Penjelasan lengkap tentang pengobatan alami untuk AIDS, contoh para Odha yang sembuh secara alami tanpa menggunakan AIDS, konspirasi yang dalam tentang HIV/AIDS, dan test-test HIV yang tidak akurat, bisa Anda baca di ebook saya “Menjual HIV/AIDS”. Info ebook kontroversial ini bisa Anda lihat di link
http://healindonesia.wordpress.com/2009/01/29/rahasia-terlarang-%E2%80%93-%E2%80%9Cmenjual-hivaids%E2%80%9D/
.
Anda Bisa Membuat Perubahan
Renungkan perkataan Luc Montagnier di atas. Pandangan akan pengobatan alami ini telah diungkapkan oleh ilmuwan dunia yang sangat terkenal yaitu Thomas Alva Edison.
“Dokter masa depan tidak lagi memberi obat, namun akan menempatkan kepentingan pasiennya dalam rangka bimbingan kemanusiaan, bimbingan pengaturan pola makan, dan mengenai penyebab serta pencegahan penyakit.”
Thomas Alva Edison
Bahkan kedua Bapak Kedokteran Dunia, Sir William Osler, MD dan Hippocrates, juga mengatakan hal yang sama, menganjurkan kita untuk tidak mengandalkan obat kimia tapi memakai alam untuk pengobatan:
“Salah satu tugas utama seorang dokter adalah mendidik masyarakat untuk tidak mengambil obat kimia”
Sir William Osler, MD (Bapak Kedokteran Modern)
“Hendaklah makanan menjadi obatmu dan obat menjadi makananmu.”
Hippocrates (Bapak Kedokteran Masa Lampau)
.
Pesan saya bagi Anda yang aktif dalam yayasan HIV/AIDS konvensional, gunakanlah pengobatan alami untuk menaklukkan AIDS. Anda tidak harus setuju dengan pandangan kami para AIDS Denialist, yang berpandangan bahwa HIV itu tidak ada. Yang terpenting adalah Anda berhenti menyebarkan ARV karena ia adalah pengobatan yang penuh dengan efek samping, menghabiskan uang pajak dan suatu pengobatan yang tidak ramah lingkungan.
Memang jika Anda berhenti mendistribusikan ARV, otomatis yayasan Anda tidak akan mendapatkan donasi resmi. Anda juga otomatis kehilangan kedudukan penting. Inilah ujian sebenarnya untuk melihat seperti apakah Anda sebenarnya, hati dan jiwa seperti apa yang Anda miliki.
Jika Anda benar-benar percaya akan kasih Tuhan yang Maha Peduli dan kuasa Tuhan yang bisa melindungi Anda, saya percaya Anda pasti tahu apa yang harus dipilih.

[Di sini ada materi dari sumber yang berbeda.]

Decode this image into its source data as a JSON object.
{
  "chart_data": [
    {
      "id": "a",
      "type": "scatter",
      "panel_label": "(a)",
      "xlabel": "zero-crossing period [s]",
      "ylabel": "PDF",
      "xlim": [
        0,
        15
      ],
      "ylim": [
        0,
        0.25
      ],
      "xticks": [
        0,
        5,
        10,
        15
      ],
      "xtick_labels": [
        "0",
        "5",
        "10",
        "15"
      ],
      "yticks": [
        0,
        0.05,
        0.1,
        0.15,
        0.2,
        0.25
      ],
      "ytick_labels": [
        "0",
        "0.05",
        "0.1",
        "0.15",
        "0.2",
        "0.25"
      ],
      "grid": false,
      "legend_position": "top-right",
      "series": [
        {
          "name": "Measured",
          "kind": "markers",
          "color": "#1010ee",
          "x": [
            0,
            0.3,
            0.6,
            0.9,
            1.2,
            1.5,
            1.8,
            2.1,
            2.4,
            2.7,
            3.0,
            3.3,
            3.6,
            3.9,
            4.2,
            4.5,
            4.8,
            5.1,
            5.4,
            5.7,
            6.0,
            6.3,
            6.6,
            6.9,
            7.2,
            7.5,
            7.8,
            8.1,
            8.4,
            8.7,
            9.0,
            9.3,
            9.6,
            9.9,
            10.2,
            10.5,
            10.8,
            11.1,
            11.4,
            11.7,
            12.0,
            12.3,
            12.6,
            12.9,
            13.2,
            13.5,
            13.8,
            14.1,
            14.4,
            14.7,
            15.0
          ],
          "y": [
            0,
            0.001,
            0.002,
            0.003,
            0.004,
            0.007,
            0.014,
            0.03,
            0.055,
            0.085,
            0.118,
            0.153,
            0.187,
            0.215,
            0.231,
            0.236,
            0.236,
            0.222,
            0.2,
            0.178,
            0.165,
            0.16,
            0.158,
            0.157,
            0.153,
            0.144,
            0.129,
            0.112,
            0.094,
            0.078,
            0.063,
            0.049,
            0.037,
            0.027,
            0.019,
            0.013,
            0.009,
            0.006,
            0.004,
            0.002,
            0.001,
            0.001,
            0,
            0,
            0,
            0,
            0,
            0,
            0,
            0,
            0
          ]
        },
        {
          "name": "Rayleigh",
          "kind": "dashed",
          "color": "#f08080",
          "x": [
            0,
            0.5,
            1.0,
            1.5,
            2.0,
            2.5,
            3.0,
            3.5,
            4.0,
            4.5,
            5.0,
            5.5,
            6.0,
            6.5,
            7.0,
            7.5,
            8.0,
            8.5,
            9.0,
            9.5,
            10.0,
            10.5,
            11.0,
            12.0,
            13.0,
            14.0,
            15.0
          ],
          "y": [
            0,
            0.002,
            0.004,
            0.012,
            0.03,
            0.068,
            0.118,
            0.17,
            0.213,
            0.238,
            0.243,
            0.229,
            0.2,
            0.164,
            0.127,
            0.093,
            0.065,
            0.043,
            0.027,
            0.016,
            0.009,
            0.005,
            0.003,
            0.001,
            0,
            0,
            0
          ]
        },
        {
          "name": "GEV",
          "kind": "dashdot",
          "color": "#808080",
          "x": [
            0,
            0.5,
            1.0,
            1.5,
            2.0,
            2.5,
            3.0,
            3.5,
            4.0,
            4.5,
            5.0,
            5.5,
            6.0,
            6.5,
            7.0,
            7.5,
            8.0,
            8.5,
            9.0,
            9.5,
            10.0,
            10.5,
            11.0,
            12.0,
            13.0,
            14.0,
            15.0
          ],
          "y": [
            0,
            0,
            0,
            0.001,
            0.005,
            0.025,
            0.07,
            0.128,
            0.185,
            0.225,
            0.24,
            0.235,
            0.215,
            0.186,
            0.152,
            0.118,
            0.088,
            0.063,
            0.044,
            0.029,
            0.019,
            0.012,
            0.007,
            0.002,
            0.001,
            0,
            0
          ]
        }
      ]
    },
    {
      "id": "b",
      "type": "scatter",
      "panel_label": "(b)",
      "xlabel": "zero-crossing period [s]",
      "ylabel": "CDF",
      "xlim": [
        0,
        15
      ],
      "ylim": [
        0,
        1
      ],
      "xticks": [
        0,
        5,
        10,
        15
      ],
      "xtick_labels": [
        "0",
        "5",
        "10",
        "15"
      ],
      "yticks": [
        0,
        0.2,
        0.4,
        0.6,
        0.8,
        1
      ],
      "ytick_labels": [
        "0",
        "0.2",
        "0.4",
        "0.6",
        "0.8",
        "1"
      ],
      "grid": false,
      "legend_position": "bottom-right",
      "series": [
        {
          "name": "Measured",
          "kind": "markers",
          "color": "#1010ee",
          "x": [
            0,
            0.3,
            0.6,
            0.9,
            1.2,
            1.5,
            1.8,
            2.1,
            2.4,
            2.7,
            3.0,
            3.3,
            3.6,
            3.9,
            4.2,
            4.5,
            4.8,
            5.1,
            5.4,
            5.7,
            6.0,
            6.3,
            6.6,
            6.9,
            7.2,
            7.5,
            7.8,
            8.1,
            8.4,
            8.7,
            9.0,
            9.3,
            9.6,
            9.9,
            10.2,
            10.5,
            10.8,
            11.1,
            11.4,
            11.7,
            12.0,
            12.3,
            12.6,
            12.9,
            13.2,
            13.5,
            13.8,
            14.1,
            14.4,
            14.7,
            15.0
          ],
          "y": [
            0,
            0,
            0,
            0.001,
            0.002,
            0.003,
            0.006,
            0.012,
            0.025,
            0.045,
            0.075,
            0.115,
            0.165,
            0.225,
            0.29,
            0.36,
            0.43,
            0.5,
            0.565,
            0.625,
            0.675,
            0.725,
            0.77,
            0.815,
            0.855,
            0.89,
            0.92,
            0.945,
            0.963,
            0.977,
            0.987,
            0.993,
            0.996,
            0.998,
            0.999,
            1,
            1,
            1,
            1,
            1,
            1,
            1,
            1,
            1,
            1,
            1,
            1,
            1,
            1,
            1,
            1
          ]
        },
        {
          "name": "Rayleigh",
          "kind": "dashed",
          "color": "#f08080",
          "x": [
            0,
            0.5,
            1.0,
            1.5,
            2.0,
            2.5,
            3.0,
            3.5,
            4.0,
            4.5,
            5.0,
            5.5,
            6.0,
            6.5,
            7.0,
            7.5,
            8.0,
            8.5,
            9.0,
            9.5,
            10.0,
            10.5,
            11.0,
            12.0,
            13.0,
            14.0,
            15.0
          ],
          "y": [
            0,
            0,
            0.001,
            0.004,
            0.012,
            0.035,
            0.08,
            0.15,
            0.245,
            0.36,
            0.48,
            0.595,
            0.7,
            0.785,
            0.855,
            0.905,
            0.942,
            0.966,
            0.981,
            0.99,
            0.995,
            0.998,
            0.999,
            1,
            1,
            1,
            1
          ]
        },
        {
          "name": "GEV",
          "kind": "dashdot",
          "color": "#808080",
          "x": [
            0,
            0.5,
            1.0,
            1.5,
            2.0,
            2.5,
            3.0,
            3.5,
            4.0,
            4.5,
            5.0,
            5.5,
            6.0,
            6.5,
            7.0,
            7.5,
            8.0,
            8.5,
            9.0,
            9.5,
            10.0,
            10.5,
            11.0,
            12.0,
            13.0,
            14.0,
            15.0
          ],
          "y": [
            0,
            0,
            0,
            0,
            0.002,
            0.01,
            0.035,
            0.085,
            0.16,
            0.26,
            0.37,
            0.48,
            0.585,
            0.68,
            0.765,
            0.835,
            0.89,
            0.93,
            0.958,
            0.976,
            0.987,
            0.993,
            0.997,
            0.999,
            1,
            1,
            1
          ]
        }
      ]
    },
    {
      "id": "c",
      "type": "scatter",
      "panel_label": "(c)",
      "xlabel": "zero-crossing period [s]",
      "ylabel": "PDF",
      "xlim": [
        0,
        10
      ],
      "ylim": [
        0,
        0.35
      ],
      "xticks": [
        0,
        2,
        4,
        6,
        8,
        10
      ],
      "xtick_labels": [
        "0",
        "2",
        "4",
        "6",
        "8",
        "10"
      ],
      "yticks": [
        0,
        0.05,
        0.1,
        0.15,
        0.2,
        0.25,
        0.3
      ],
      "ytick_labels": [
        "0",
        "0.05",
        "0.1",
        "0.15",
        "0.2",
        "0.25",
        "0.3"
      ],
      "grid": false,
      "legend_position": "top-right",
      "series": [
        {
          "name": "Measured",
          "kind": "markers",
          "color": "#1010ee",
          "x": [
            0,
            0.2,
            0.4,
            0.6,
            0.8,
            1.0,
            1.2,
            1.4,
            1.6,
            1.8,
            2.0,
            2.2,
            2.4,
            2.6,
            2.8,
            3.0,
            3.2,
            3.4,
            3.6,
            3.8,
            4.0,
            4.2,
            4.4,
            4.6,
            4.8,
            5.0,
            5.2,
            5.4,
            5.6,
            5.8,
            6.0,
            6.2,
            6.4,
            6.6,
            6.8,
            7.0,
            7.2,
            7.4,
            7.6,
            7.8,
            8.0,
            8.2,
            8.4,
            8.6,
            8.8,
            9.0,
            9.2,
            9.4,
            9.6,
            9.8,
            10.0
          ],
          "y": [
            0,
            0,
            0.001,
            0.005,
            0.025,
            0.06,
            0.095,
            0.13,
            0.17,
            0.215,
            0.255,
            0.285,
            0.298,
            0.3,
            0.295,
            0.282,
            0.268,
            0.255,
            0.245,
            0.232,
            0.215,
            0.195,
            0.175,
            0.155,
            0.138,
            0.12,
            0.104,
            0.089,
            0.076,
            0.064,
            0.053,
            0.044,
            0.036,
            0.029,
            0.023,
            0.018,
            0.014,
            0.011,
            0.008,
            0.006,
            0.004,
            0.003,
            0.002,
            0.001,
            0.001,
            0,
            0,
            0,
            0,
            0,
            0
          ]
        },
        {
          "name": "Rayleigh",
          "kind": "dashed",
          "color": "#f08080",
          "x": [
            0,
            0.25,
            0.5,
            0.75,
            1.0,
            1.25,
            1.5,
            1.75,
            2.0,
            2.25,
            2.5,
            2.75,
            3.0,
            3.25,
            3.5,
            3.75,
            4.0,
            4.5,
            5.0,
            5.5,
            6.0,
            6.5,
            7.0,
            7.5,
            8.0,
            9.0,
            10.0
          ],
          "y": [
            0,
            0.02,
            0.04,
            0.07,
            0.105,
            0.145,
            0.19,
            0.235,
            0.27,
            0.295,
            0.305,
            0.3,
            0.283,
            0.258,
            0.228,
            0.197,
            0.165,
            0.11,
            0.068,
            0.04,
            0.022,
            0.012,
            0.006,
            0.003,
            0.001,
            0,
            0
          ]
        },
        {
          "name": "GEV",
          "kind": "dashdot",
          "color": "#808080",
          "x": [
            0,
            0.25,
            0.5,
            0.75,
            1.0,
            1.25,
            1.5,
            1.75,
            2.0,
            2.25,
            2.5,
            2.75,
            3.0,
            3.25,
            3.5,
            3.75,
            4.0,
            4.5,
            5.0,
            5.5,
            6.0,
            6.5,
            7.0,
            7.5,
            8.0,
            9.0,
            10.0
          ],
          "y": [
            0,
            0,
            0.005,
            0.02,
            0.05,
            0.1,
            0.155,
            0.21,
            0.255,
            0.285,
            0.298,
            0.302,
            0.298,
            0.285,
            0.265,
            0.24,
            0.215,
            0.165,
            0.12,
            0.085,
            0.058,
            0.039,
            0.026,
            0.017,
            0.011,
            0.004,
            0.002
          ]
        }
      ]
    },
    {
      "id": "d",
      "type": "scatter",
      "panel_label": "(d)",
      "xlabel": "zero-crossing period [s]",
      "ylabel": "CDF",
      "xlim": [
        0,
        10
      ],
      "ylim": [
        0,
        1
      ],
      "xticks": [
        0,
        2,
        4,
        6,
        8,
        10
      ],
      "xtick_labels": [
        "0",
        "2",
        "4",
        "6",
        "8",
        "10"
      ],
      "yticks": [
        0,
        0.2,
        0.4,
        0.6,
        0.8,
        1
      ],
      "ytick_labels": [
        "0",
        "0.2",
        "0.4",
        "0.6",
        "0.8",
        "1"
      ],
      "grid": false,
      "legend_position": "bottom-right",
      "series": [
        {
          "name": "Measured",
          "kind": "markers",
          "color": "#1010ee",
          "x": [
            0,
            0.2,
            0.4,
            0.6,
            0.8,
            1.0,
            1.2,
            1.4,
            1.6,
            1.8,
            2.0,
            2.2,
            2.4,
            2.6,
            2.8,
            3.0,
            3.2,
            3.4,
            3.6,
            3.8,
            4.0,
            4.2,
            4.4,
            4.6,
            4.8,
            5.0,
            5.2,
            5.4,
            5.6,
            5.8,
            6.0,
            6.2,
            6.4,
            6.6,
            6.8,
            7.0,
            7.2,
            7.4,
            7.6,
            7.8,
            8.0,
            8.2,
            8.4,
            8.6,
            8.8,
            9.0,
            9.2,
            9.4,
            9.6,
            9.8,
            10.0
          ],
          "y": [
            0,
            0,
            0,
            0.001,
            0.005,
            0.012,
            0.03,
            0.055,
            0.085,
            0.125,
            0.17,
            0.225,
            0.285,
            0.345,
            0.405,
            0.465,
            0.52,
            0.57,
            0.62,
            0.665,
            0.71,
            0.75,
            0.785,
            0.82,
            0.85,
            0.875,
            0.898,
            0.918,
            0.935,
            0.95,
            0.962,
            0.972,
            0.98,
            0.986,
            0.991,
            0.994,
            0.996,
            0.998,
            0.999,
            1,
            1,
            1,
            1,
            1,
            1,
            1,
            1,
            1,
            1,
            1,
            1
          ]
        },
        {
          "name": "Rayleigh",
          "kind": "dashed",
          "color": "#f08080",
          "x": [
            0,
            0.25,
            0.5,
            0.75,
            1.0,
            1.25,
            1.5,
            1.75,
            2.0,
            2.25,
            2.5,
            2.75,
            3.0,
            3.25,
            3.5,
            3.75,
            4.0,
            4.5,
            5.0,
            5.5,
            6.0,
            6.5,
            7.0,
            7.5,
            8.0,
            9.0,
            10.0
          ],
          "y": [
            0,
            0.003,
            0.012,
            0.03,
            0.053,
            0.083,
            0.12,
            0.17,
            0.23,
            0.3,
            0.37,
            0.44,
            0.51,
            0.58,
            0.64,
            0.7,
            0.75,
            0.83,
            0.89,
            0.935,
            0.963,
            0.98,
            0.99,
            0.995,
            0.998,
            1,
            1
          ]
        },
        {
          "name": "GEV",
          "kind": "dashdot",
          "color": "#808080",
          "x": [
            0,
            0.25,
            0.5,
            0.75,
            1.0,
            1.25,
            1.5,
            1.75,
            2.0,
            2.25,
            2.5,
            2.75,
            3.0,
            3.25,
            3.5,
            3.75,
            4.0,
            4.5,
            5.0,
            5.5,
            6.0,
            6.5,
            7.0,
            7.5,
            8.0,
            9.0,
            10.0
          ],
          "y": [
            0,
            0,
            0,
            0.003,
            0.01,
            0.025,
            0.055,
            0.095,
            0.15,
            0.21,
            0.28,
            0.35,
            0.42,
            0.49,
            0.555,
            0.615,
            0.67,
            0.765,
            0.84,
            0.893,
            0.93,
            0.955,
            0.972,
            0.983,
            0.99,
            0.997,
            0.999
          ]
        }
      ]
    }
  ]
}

Kasih butuh pengorbanan. Jika Anda memang benar-benar peduli sesama dan alam Indonesia ini, saya percaya Anda pasti tahu apa yang harus dilakukan.Sekarang nasib bangsa dan Tanah Air kita ada pada Anda, bukan hanya pemerintah saja. Anda bisa membuat perubahan. Perubahan diawali dari diri sendiri, lalu menularkannya ke orang lain, untuk menyembuhkan satu bangsa.
Mari bersama-sama kita sembuhkan Indonesia!